Два человека обнялись на пороге комнаты.
– Да, батя, двадцать один год тебе явно к лицу, – чуть отстранившись, сын глядел на отца, теперь годящегося ему в младшие братья.
По лицу отца пробежала тень, превращая радостное лицо в маску. Борис недоуменно смотрел на это превращение.
– Отец, что случилось?
Тот опустил глаза под пристальным взглядом сына и после долгой паузы наконец проговорил:
– Тебе уже сказали, что я… словом я прошел процедуру обновления[10].
– Отец, я это наглядно вижу, и это просто замечательно! Или тебя волнует, что ты теперь биологически младше меня? Не волнуйся, ты для меня всегда останешься отцом.
– Да я и не волнуюсь.
– Так что же тогда?
– Видишь ли, когда ты три года назад полетел в гиперпространство и не вернулся, тебя посчитали умершим… – Ковзан-старший запнулся и надолго замолчал.
– Ну и что? По-моему, существует официальная процедура, так сказать, реабилитации мнимо умерших.
– Дело не в этом. Главный компьютер ООН после того, как к нему поступила информация считать тебя умершим, подсчитал рейтинг твоей Жизненной Записи…
– И?
– Он признал, что твоя Жизненная Запись удовлетворяет обобщенному критерию для получения права на вторую жизнь, – быстро, словно бросаясь в холодную воду, проговорил отец.
– У меня что, есть клон, двойник? – после небольшой паузы спросил Борис.
И в комнате коротко прозвучало:
– Да.
Франция. Париж. Латинский квартал.
Церковь Сент-Этьенн-дю-Мон.
9.55 по местному (среднеевропейскому) времени.

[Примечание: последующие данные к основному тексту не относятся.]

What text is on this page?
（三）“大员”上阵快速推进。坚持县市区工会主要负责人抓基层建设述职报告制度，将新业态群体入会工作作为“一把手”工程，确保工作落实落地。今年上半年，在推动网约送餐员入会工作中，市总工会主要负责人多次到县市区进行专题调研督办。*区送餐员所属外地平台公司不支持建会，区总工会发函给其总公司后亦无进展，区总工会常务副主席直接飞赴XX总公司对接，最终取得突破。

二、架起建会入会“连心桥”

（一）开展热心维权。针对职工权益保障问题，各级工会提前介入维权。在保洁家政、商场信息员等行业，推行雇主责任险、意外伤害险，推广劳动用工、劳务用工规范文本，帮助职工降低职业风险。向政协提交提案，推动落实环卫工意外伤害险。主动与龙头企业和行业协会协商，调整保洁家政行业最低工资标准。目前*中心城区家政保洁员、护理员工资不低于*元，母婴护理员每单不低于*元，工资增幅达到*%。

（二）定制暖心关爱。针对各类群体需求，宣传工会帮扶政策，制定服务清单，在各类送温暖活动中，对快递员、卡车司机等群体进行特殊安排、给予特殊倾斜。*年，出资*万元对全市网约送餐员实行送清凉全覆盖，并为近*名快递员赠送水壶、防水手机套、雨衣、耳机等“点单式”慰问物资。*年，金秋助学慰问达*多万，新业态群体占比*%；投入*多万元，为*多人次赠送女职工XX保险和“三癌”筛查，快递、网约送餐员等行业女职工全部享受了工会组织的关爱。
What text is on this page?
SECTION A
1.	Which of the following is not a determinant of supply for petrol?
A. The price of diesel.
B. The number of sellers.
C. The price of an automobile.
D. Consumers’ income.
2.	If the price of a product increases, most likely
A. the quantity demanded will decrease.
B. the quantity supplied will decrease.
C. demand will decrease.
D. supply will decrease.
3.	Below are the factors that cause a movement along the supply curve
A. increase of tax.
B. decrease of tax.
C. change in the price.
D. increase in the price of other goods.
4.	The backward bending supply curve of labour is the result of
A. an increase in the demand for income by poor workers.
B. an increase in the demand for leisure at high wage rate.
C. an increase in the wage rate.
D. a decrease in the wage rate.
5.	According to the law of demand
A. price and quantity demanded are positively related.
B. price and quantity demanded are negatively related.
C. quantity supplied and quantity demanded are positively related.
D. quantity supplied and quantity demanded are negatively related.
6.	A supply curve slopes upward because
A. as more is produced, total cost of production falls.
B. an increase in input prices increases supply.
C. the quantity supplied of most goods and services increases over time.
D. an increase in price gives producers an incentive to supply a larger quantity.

Молодая, хрупкая девушка безучастно или даже чуть печально смотрела на проходящих под ней людей. Белые овцы, окружившие ее, уж точно безучастно щипали траву. Уже прошло невообразимое для короткой человеческой жизни время, целых семнадцать веков, с тех пор, как эта девчушка, с еще бегущей по ее плоти горячей кровью, с глазами, еще щурящимися на солнце, спасла маленький городок Париж. Спасла его своими молитвами от нашествия гуннов, подарив городу блестящую историю. Это потом маленький городок галльского племени парисеев превратился в самую элегантную столицу мира, с ее чудными Елисейскими полями, тяжеловесной мощью собора Парижской Богоматери и ажурной красотой Эйфелевой башни. Это потом здесь вырастет ироничный гений Вольтера, и отсюда раздадутся раздирающие душу слова: «Je vous parle, que je n'suis pas descendue de l'esprit!»[11] крохотной больной женщины – Эдит Пиаф. Это потом по нему будут расхаживать четыре бравых мушкетера Александра Дюма, страдать созданный пером Виктора Гюго чудовищный горбун Квазимодо, звонарь Нотр-Дама, а прекрасная женщина кисти Делакруа взметнет флаг Франции над баррикадой, и мир вздрогнет от предчувствия гигантских социальных катаклизмов, услышав «Марсельезу» Руже де Лиля.
Но и это уже все в прошлом. Сейчас и по знаменитому Монмартру, и по не менее знаменитому Латинскому кварталу течет шумная толпа арабов, китайцев, негров, а ветер лениво гоняет по их улицам и площадям всякий мусор. Потомки свирепых галлов и гордых франков, явившие миру Наполеона, железные солдаты которого заставили трепетать Европу, сейчас оказались изгоями в собственной стране. Погнавшиеся за удовольствиями, предоставляемыми высокотехнологической цивилизацией, построенной их дедами и прадедами, их изнеженные потомки уже не желали напряженно трудиться и брезгливо поджимали свои напомаженные губки при упоминании о тяжелых и грязных работах. И с удовольствием перекладывали их на плечи эмигрантов из мусульманского мира.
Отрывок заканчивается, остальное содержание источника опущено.